Arnaud Meunier met en scène une pièce fleuve de l’écrivain italien Stefano Massini autour de la saga Lehman Brother. Cela se regarde comme un feuilleton. La pièce créée à la Comédie de Saint-Etienne va ensuite tourner jusqu’au mois de février en France.

La chute de la banque Lehman Brother a entrainé en 2008 la chute des bourses mondiales. Arnaud Meunier a découvert la pièce de Stefano Massini lors du comité de lecture du Rond-Point. C’est une saga romanesque qui nous fait traverser 200 ans de l’histoire économique des Etats-Unis. On suit l’histoire de cette famille d’émigrés juifs allemands arrivée aux Etats-Unis en 1844.

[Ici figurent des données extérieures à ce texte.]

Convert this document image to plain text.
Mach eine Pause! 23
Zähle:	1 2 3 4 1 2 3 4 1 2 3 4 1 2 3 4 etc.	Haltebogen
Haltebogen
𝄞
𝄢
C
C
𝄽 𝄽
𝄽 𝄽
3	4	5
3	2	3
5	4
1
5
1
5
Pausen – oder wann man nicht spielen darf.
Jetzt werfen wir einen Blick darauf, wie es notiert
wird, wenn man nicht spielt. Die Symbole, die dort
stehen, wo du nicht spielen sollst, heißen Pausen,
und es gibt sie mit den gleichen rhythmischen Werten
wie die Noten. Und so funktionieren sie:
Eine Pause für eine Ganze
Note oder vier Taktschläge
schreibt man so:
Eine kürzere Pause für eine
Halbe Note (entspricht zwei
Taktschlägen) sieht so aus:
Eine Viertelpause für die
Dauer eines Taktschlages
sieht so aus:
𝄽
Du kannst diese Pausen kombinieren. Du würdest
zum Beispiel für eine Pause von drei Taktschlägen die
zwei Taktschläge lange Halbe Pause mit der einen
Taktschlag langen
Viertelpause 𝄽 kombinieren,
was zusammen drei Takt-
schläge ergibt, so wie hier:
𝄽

Les trois frères Lehmann (Henry, Emanuel et Mayer) débarquent en Alabama pour ouvrir un magasin de tissus, puis de fil en aiguille il ouvrent une banque. Leurs enfants font prospérer l’affaire familiale. Philip a le sens des affaires. Il multiplie investissements dans le charbon et le chemin de fer. Herbert Lehman devient gouverneur de New-York tandis que Robert rêve de cinéma. Le krach de 1929 vient bouleverser la donne. C’est le début de la chute. La famille Lehman va s’éteindre à petit feu, les héritiers vont disparaître, les traders vont prendre le contrôle de la banque qui sera vendue en 2008.

L’auteur Stefano Massini ne juge la famille Lehman Brothers, il raconte une histoire. C’est au spectateur de se faire sa propre idée.

Arnaud Meunier a imaginé une scénographie évolutive qui regorge de trouvailles et de belles surprises.

Stefano Massini est à la frontière entre littérature, théâtre et cinéma. Du coup il prend plaisir à écrire des variations autour de la thématique. La première pièce est chronologique, elle raconte l’histoire des trois premiers frères juifs allemands qui arrivent en Alabama pour ouvrir un magasin de tissus, puis de fil en aiguille ouvrir une banque. Dans la deuxième pièce qui s’échelonne jusqu’à la crise de 1929 s’ouvre un espace pour le fantastique avec la question de l’équilibre et du déséquilibre, avec la figure de la chute qui commence à hanter chacun des personnages. Et la troisième pièce ouvre une dimension plus biblique et mythologique où Massini nous invite à ramener l’humain à ses propres contradictions. Ce que j’aime dans le projet de Massini c’est qu’à aucun moment il ne juge les Lehman Brothers, il raconte. En racontant on se réapproprie une histoire qui est vécue comme une mécanique infernale qui nous échappe. Plutôt que les désigner comme des grands satans, cela nous ramène à notre propre contradiction d’être humain. Chaque être humain a envie d’aller plus loin et de se dépasser. La pièce crée un trouble. On a une sorte de fascination pour la « success story » de ces frères émigrés à la manière d’Elia Kazan, on est en empathie avec eux. Cela nous ramène à nos propres contradictions.